We are convinced by our reading of Rules 3 and 4 of the Tennessee Rules of Civü Procedure, that the two rules can be reconciled without forced or subtle construction that would limit or extend the meaning of the language contained in either.

We are of the opinion that Rules 3 and 4 address differing concepts and are not inconsistent in any way. Rule 3 is directed toward commencement of actions; when the commencement tolls the statute of limitations; and the circumstances under which the plaintiff may prevent the statute of limitations from running. The provisions of Rule 3 are clear and unambiguous. Giving the words their natural meaning, if process is not returned within 30 days from issuance, regardless of the reason the plaintiff cannot rely upon the original commencement to toll the running of the statute of limitations. There are only two exceptions, i.e., obtaining new process within 6 months or recommencement of the action within one year as set out above in subparagraphs (1) and (2) of Rule 3. This proposition seems to have been settled by our Supreme Court in Adams v. Carter County Mem. Hosp., 548 S.W.2d 307 (Tenn.1977), wherein the court stated:

The Rides plainly contemplate that a summons will be either served within thirty days after its issuance or returned un-served promptly at the end of that period of time. They contain no express provision to govern the situation presented here, in which the summons is neither served nor returned unserved at the end of the thirty day period. Nevertheless, the plaintiff cannot sit idly by when confronted with such a situation. We hold that when the summons is not returned at the end of thirty days following its issuance, the plaintiff must apply for and obtain issuance of new process within six months, or recommence the action within one year, of the end of said thirty days period in order to preserve the original commencement of the action as a bar to the running of a statute of limitations.
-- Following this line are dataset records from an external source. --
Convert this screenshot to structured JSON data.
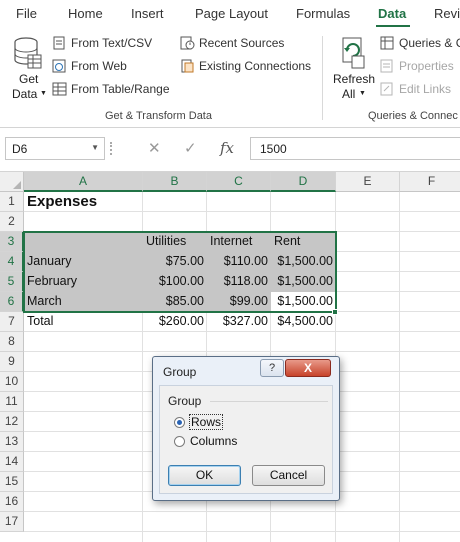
{
  "tabs": [
    {
      "label": "File"
    },
    {
      "label": "Home"
    },
    {
      "label": "Insert"
    },
    {
      "label": "Page Layout"
    },
    {
      "label": "Formulas"
    },
    {
      "label": "Data"
    },
    {
      "label": "Revie"
    }
  ],
  "active_tab": "Data",
  "ribbon": {
    "get_data_line1": "Get",
    "get_data_line2": "Data",
    "from_text_csv": "From Text/CSV",
    "from_web": "From Web",
    "from_table_range": "From Table/Range",
    "recent_sources": "Recent Sources",
    "existing_connections": "Existing Connections",
    "group_get_transform": "Get & Transform Data",
    "refresh_line1": "Refresh",
    "refresh_line2": "All",
    "queries_connections": "Queries & C",
    "properties": "Properties",
    "edit_links": "Edit Links",
    "group_queries": "Queries & Connec"
  },
  "formula_bar": {
    "name_box": "D6",
    "fx": "fx",
    "value": "1500"
  },
  "grid": {
    "columns": [
      "A",
      "B",
      "C",
      "D",
      "E",
      "F"
    ],
    "rows": [
      "1",
      "2",
      "3",
      "4",
      "5",
      "6",
      "7",
      "8",
      "9",
      "10",
      "11",
      "12",
      "13",
      "14",
      "15",
      "16",
      "17"
    ],
    "title": "Expenses",
    "headers": [
      "Utilities",
      "Internet",
      "Rent"
    ],
    "data_rows": [
      {
        "label": "January",
        "utilities": "$75.00",
        "internet": "$110.00",
        "rent": "$1,500.00"
      },
      {
        "label": "February",
        "utilities": "$100.00",
        "internet": "$118.00",
        "rent": "$1,500.00"
      },
      {
        "label": "March",
        "utilities": "$85.00",
        "internet": "$99.00",
        "rent": "$1,500.00"
      }
    ],
    "total": {
      "label": "Total",
      "utilities": "$260.00",
      "internet": "$327.00",
      "rent": "$4,500.00"
    }
  },
  "dialog": {
    "title": "Group",
    "help": "?",
    "close": "X",
    "group_label": "Group",
    "option_rows": "Rows",
    "option_columns": "Columns",
    "selected": "Rows",
    "ok": "OK",
    "cancel": "Cancel"
  },
  "colors": {
    "accent": "#217346",
    "selection_fill": "#c6c6c6"
  }
}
Adams, page 309. See Also Little v. Franceschini, 688 S.W.2d 91.

On the other hand, Rule 4 addresses the way and manner and by whom process may be served. It seems abundantly clear that if process is served and proper return is made as provided in Rule 4, the process possesses the necessary validity to bring the person served before the court for jurisdictional purposes. Process may be valid under Rule 4, but still insufficient to toll the statute of limitations as provided by Rule 3. Rule 4 is in *510no way intended to toll the statute of limitations. Therefore, even if service is complete and valid under Rule 4, if the requirements of Rule 3 have not been met, the statute of limitations is not tolled.
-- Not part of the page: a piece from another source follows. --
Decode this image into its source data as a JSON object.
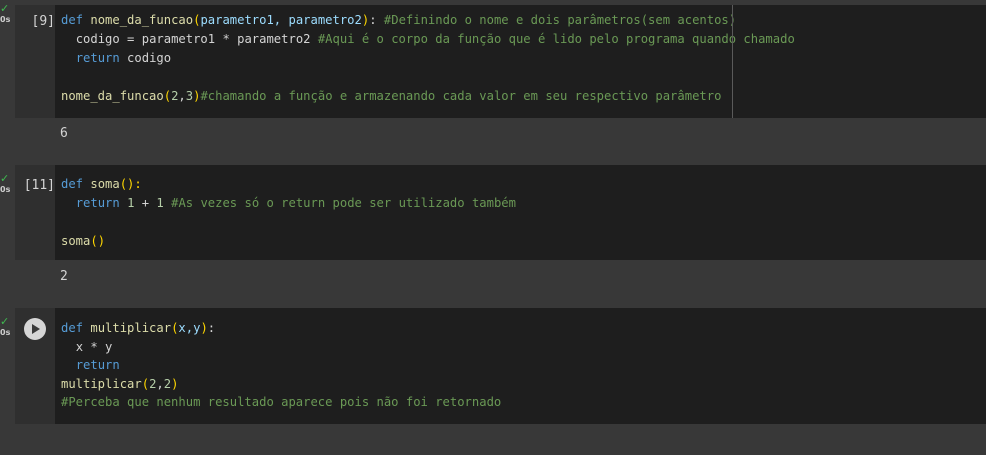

We believe that this interpretation preserves the integrity and efficacy of both rules without doing harm to either. To interpret the rules differently would result in an irreconcilable conflict between the two rules. It is this Court’s duty to reconcile conflicting provisions to give them a consistent meaning and harmonize the purposes of each. Dingman v. Harvell, supra, and Huddleston, supra.

We affirm the judgment of the trial court in all respects. Costs of this appeal are taxed to the appellant and sureties and the case is remanded to the trial court.

FRANKS, J., and WILLIAM H. INMAN, Senior Judge, concur.